Department for Education officials have been struggling to overcome legal and financial difficulties preventing grant-maintained primary schools from adding nursery classes.

Education Secretary Gillian Shephard this week assured GM heads who have been waiting for up to two years to hear if they can take under-fives that their applications would be processed as soon as possible. She told a GM conference in London that she hoped to be able to decide on some proposals "ahead of the general expansion".

Seventeen GM primaries have applications for a change of character allowing them to add nursery classes languishing on the Secretary of State's desk. The first, Wold Newton in Humberside, submitted its proposals in January 1993. No GM primary has yet been given a "yes" answer, although a few have been rejected.

"At this time last year we were told we would be told last spring, then it was early summer, then late summer," said Colin Gould, head of Alder Coppice school in Dudley, which applied in November 1993. "It makes planning very hard. "

Before approving any applications the Government has to decide how the nursery places are to be funded, which raises legal as well as financial questions. It might not be possible simply to take money for non-statutory provision out of LEA budgets - a problem highlighted by Mrs Shephard's letter to MPs last week urging them to question the extent to which councils are expanding non-statutory services, such as nursery education. "It would be desperately embarrassing for them to lose a court case," said Martin Rogers of Local Schools Information, the opt-out advisory body. The situation also raises further questions about the Government's ability to fulfil John Major's commitment to expand pre-school provision.

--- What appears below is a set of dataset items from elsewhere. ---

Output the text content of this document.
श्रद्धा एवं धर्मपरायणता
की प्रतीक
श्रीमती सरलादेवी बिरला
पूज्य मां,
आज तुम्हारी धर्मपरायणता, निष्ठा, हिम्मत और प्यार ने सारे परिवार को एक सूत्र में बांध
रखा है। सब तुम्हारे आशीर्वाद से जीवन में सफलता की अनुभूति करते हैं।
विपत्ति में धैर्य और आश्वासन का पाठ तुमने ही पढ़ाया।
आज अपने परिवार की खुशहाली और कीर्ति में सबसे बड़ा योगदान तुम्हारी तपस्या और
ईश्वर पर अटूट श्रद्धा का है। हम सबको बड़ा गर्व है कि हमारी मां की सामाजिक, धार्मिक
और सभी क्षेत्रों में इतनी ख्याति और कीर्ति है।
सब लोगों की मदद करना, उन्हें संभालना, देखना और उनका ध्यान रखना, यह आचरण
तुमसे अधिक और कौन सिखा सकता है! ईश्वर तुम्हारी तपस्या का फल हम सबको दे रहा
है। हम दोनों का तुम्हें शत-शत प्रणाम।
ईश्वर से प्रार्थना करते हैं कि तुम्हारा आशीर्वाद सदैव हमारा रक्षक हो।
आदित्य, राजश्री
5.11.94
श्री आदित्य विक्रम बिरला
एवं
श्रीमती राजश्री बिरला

However, the Government is conscious of the need to be even-handed. Mrs Shephard told the conference that GM schools would play an important part in the expansion, and agreed that "the prospect of adding nurseries at GM schools would be a major incentive for primary schools to become grant-maintained. "

John Wallace, head of Wold Newton, said GM schools wanted to compete with local authority primaries, which have been able to add nurseries. But he insisted he was not cross about the delay. "There are so many good things that have come out of GM for us."

Last September Mrs Shephard told GM schools decisions about their nursery proposals could not be made until the task force on under-fives education had reported. However, that plan seems to have been modified. "GM schools don't want to confuse the two issues," said Mr Wallace. "We don't want the extension of primary education to four-year-olds. That's not nursery education."